If the statue is pulled only a little bit, it will count as destroyed and it will have visible damage, but it won't necessarily fall over. Leaving and returning to the settlement will then make it disappear, as if it was destroyed as normal.
It's possible to cause visible damage with out destroying the statue. If this is the case, the statue will reset when reloading or leaving the area and returning. Examples of this are a missing arm and a missing chunk from the back side at the belt. These can be pulled off with the Grappler.
- 3 at Citate Di Ravello.
- 1 at every town in Medici.
- Both previous games have statues of the dictators: Giant statue of Salvador Mendoza and Pandak "Baby" Panay Statues.
- In reality, it's very rare for statues like that to be painted.
- See also: Di Ravello billboard.
- The head of the statue can not be destroyed.

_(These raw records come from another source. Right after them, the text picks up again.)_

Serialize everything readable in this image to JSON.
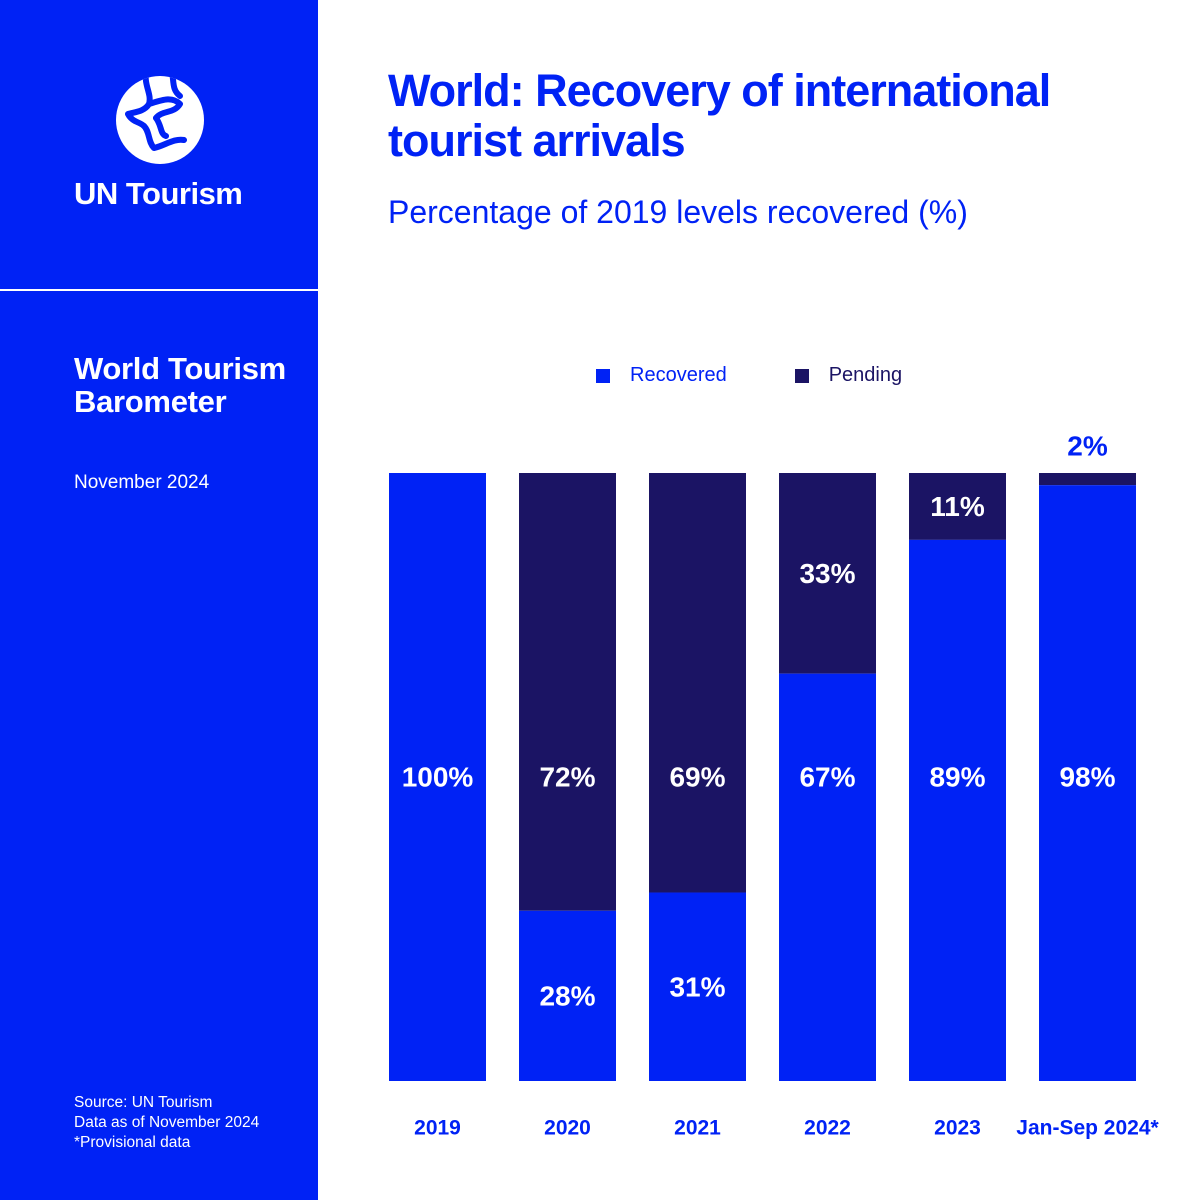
{
  "brand": {
    "name": "UN Tourism"
  },
  "report": {
    "title": "World Tourism Barometer",
    "date": "November 2024"
  },
  "footnotes": [
    "Source: UN Tourism",
    "Data as of November 2024",
    "*Provisional data"
  ],
  "colors": {
    "recovered": "#0022f5",
    "pending": "#1b1464",
    "sidebar": "#0022f5",
    "label_inside": "#ffffff",
    "label_outside": "#0022f5"
  },
  "chart_data": {
    "type": "bar",
    "stacked": true,
    "title": "World: Recovery of international tourist arrivals",
    "subtitle": "Percentage of 2019 levels recovered (%)",
    "categories": [
      "2019",
      "2020",
      "2021",
      "2022",
      "2023",
      "Jan-Sep 2024*"
    ],
    "series": [
      {
        "name": "Recovered",
        "values": [
          100,
          28,
          31,
          67,
          89,
          98
        ],
        "labels": [
          "100%",
          "28%",
          "31%",
          "67%",
          "89%",
          "98%"
        ]
      },
      {
        "name": "Pending",
        "values": [
          0,
          72,
          69,
          33,
          11,
          2
        ],
        "labels": [
          "",
          "72%",
          "69%",
          "33%",
          "11%",
          "2%"
        ]
      }
    ],
    "ylim": [
      0,
      100
    ],
    "grid": false,
    "legend": "top-center"
  }
}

- Di Ravello's statues and Saddam Hussein's statue in Firdos Square (prior to 2003) closely resemble each other in stature and pose. This is most likely no mistake as the two dictators have a very similar likeness. The toppling of that statue was a very famous event during the 2003 war. CNN did a live broadcast from the spot for around 6+ hours to make sure everybody sees it.
- However, the two statues have differences; Di Ravello is wearing a visored cap and uniform, his statue is made of stone instead of metal, it's painted in some places, and the left arm is held across the chest instead of at the side.